— Делов-то вчера натворили! — радостно сообщила коридорная утром, когда Калитин подсчитывал симптомы пресловутого синдрома. — Чего это вас, молодых, совет не берет?
Добавила добрая женщина горького, не пожалела. Только вышла, появилась вчерашняя девчонка, гневная — глядит укоризненно и с презрением.
В смурные утра прораб любил вспоминать стихи. Натянув брюки, он растворил окно, откашлялся и продекламировал:
— Эрот — старый бабник! — крикнул Калитин единственному слушателю — кочегару котельной. — Можно продолжать?
— Поливай, чучело! — отозвался тот. — Думаешь, мало я тут наслушался и нагляделся?
— Слова перепиши, — служитель котлов и манометров сплюнул черным сгустком.
— Ты моей профориентации не касайся, шмель гималайский! — обиделся почему-то угольщик.
— И как не стыдно? — спросили за спиной.
Калитин чуть не выпал в окно. В дверях стояла живая вчерашняя подружка.
— Слушай, — предложила она. — Меня зовут Уля. Если у тебя есть права, мы можем на мотоцикле покататься.
Сначала они заехали на ипподром. В прохладной конюшне пахло свежими опилками, камфорой, комбикормовой пылью. В крайней крошечной комнате плотный старик возился со сбруей.
— Привет патриархам-шорникам! — Калитин полной грудью дышал запахами детства, и даже старик памятен вроде был.
— Что? — рявкнул дед. — Кричи в ухо! Я глухой!
— Сколько лет настучало, дедушка? — заорал Калитин так, что в денниках забеспокоились кони.
— Обширно, — взгляд патриарха стал лаковым, ломким на свету. — Девяносто первый, как ни кинь!
Над трибунами заурчал динамик. Малый в радиорубке запустил древнюю пластинку:
— Красивая у тебя была жена? — вставила между гнусавыми перепадами песни Уля.
Вопрос, заметно было, дался ей нелегко. Все девчонки интересуются этим, знал Калитин, одна раньше, другая позже.

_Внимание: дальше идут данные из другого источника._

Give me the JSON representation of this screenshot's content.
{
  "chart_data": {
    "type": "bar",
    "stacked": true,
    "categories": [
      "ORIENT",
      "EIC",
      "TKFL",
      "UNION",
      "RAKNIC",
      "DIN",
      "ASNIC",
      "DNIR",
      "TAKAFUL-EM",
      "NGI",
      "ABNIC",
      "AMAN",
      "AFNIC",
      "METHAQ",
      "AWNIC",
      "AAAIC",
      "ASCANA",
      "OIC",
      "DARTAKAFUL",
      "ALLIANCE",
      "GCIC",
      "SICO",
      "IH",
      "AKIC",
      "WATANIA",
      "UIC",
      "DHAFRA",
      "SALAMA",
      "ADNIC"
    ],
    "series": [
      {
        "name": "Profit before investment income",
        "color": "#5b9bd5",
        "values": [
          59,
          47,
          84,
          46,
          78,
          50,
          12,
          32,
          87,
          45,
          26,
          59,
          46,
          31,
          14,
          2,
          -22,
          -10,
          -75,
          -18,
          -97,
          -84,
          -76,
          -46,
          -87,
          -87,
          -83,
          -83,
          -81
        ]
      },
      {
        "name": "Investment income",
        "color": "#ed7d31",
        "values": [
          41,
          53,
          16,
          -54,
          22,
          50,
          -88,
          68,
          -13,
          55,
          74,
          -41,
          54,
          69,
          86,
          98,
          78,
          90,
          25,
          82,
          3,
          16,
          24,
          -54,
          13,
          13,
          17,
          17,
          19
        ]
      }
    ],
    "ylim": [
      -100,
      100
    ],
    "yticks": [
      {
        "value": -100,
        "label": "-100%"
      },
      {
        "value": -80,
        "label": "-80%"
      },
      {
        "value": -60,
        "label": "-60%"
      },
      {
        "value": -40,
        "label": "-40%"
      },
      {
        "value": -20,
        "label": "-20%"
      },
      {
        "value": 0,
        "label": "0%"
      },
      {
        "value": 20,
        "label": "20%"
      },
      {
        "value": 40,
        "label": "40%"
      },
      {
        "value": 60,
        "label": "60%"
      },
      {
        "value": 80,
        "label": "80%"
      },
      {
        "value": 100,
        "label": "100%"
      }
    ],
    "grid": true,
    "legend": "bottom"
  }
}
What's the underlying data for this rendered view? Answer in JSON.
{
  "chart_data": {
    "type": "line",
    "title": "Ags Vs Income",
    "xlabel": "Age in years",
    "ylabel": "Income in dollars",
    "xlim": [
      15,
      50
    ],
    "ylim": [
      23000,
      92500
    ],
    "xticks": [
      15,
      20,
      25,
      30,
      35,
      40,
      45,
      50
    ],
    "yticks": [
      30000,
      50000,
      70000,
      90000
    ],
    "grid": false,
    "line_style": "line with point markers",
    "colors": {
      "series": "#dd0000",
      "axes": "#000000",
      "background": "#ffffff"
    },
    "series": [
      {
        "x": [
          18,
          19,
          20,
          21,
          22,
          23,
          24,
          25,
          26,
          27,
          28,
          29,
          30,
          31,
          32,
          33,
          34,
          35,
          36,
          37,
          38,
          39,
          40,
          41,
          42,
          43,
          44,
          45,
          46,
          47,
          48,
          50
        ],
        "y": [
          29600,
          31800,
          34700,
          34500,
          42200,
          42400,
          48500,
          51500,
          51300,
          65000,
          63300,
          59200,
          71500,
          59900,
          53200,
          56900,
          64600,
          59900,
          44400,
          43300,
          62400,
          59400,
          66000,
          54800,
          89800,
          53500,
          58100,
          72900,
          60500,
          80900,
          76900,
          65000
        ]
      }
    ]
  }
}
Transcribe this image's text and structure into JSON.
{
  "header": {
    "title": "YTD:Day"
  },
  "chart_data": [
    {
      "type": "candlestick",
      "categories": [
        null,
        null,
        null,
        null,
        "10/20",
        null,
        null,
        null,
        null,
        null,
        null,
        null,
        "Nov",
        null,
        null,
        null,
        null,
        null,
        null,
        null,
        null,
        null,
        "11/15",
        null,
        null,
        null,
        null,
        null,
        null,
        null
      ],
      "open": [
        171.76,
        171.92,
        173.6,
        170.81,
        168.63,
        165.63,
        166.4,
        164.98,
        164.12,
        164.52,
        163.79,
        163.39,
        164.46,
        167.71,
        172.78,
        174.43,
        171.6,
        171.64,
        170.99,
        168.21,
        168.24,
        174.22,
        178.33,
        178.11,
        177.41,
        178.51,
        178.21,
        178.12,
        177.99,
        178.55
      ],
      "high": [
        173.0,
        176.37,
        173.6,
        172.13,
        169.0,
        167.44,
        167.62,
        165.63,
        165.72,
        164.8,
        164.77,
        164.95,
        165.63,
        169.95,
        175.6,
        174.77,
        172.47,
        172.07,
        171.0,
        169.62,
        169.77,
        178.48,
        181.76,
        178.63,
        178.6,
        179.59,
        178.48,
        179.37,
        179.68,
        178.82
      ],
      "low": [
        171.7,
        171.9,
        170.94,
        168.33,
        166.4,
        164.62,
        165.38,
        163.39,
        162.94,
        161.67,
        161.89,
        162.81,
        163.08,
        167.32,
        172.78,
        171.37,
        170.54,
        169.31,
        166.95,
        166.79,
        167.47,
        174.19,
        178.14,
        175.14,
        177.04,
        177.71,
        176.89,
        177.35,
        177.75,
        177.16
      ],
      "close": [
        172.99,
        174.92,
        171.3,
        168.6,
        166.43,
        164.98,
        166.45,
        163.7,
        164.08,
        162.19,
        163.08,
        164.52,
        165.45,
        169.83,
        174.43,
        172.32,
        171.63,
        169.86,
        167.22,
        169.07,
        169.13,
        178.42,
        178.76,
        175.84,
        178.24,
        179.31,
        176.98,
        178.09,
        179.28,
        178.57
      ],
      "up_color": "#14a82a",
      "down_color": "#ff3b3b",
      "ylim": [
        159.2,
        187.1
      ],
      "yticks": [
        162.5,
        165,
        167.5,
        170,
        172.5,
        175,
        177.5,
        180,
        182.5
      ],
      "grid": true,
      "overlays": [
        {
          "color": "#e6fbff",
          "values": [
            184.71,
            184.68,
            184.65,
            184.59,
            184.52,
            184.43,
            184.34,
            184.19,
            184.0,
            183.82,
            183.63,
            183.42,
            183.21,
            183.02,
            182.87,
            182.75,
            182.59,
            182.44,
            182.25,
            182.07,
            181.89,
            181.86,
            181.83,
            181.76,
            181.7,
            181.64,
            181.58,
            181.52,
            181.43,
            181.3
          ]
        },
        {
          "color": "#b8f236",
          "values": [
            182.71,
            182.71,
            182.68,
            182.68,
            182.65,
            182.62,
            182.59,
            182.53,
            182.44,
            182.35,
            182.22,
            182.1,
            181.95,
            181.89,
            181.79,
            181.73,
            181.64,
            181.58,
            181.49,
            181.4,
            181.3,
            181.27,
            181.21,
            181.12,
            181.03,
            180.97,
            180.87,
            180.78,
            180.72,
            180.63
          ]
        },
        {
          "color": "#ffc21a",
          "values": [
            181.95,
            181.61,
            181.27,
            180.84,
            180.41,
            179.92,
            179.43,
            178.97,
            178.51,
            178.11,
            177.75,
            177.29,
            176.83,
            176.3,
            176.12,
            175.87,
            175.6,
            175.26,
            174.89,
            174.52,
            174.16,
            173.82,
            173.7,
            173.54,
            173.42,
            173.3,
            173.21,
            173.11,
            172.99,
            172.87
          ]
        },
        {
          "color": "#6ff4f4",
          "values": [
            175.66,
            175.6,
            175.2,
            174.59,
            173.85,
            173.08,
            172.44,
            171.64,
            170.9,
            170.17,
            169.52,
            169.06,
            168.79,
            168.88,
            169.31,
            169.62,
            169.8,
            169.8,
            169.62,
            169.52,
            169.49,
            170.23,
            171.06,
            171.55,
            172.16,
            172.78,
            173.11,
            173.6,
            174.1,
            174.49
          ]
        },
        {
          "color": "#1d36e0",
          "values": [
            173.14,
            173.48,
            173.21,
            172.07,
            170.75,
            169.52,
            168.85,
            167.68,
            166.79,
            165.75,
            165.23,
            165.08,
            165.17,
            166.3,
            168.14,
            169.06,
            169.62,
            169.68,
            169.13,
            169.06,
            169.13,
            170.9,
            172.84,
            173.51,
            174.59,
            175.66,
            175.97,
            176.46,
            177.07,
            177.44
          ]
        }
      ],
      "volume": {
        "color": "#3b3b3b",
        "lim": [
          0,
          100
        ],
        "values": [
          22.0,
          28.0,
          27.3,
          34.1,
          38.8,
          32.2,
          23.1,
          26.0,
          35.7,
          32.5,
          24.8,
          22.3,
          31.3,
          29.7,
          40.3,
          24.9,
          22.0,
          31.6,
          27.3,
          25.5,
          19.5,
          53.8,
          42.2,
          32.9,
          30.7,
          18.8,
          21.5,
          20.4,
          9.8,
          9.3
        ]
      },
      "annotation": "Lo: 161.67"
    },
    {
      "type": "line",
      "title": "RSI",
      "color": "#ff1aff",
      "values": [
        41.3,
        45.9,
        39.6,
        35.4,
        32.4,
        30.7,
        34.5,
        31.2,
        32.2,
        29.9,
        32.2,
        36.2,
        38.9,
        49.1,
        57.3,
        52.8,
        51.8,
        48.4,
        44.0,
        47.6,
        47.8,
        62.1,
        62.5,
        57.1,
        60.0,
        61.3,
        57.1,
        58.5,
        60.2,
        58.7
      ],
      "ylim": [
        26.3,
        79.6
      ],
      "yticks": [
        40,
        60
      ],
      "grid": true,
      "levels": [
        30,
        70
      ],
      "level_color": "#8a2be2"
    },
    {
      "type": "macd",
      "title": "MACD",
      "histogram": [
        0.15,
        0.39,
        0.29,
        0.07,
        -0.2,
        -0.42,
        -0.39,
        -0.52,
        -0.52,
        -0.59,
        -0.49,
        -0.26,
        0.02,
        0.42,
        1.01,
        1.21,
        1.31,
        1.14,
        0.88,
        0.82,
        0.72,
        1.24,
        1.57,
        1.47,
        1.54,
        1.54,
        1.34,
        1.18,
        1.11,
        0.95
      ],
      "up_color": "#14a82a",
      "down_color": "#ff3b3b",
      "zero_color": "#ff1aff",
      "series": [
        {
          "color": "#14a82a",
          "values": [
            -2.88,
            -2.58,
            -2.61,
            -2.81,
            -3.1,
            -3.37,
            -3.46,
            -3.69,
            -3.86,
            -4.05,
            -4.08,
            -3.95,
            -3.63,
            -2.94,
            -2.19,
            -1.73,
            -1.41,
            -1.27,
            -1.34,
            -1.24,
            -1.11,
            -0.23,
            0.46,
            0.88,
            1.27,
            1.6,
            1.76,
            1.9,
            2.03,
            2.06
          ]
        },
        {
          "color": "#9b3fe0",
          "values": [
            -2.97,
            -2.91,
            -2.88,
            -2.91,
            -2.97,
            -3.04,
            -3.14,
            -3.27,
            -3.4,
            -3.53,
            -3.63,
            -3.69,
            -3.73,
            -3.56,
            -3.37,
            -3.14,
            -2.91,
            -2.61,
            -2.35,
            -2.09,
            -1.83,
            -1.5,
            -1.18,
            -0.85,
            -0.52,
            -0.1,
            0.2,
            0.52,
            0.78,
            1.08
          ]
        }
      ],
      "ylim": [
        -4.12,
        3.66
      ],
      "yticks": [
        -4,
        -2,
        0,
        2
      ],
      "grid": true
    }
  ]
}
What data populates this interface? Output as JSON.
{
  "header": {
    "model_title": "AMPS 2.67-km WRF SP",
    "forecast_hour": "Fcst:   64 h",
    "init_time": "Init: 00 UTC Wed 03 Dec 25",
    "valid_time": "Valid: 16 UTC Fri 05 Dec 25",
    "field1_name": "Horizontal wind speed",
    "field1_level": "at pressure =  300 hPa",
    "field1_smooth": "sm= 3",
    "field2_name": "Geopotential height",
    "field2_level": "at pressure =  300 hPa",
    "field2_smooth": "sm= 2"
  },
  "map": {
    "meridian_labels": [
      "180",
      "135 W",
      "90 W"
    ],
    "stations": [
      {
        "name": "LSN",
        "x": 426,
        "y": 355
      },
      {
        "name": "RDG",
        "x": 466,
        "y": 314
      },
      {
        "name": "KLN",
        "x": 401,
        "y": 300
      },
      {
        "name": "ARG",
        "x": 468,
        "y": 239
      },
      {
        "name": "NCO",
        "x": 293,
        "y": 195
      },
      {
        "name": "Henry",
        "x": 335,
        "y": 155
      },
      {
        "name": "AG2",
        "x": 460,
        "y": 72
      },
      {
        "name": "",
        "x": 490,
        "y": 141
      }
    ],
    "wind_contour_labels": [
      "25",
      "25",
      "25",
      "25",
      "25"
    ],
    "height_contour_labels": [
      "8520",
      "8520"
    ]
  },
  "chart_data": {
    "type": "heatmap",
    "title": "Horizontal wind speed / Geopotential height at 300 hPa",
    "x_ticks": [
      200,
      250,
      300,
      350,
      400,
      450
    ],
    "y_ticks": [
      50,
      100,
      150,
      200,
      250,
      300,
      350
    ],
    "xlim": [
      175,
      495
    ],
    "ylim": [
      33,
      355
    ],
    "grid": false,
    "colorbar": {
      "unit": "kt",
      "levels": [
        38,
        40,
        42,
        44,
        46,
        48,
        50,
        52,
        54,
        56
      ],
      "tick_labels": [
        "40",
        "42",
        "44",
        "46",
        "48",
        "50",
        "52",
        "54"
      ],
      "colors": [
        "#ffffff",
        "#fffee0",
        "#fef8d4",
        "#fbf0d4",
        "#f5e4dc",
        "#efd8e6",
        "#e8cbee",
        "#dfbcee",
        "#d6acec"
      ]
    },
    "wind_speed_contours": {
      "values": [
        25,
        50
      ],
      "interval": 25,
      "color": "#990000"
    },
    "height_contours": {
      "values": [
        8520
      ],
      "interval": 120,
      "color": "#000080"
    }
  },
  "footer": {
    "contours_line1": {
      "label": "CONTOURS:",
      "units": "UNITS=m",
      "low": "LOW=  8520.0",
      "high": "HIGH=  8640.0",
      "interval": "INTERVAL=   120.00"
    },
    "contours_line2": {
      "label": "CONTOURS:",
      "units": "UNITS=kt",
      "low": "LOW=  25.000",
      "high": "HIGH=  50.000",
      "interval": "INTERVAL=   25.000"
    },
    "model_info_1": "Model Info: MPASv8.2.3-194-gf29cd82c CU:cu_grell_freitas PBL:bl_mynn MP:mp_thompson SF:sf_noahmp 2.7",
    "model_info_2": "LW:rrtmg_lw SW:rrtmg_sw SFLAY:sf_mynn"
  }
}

Верно, он рождается с женщиной и сидит в ней крепко, как пырей на обочине дороги.
— У нее не было больших иллюзий насчет меня, — только и ответил отдыхающий прораб.
На его взгляд, затевалась новая история. Неловко было, но высчитывалось. Да, запои кончились, хаос в душе пройдет, уже тает помаленьку. И все старое покажется дурным, подброшенным со зла сном. Наступит ясность бытия и движения. Но и другое тут же подсказывалось. Не осилить было другого, повторного душевного испытания, он-то слишком знал себя. Так и решил — не надо больше искушаться. И еще закрадывалась подлая мысль о зря потраченной жизни, прямо втаптывала в тоску. Все метания, тревоги, алкогольные празднества с дружками обезножили прежние душевные порывы, лишили чего-то главного. Но что это было за главное тогда и что есть сейчас — надо было еще обдумать. Надо было уйти сейчас от суеты бытия. А то, что затевалось с девушкой, тоже было суетой. И не нужно было в новой жизни Калитина. Он знал, что и так прожил в рассрочку почти половину земного своего времени, и торопился найти ответ, как выплатить все это, зная — кому.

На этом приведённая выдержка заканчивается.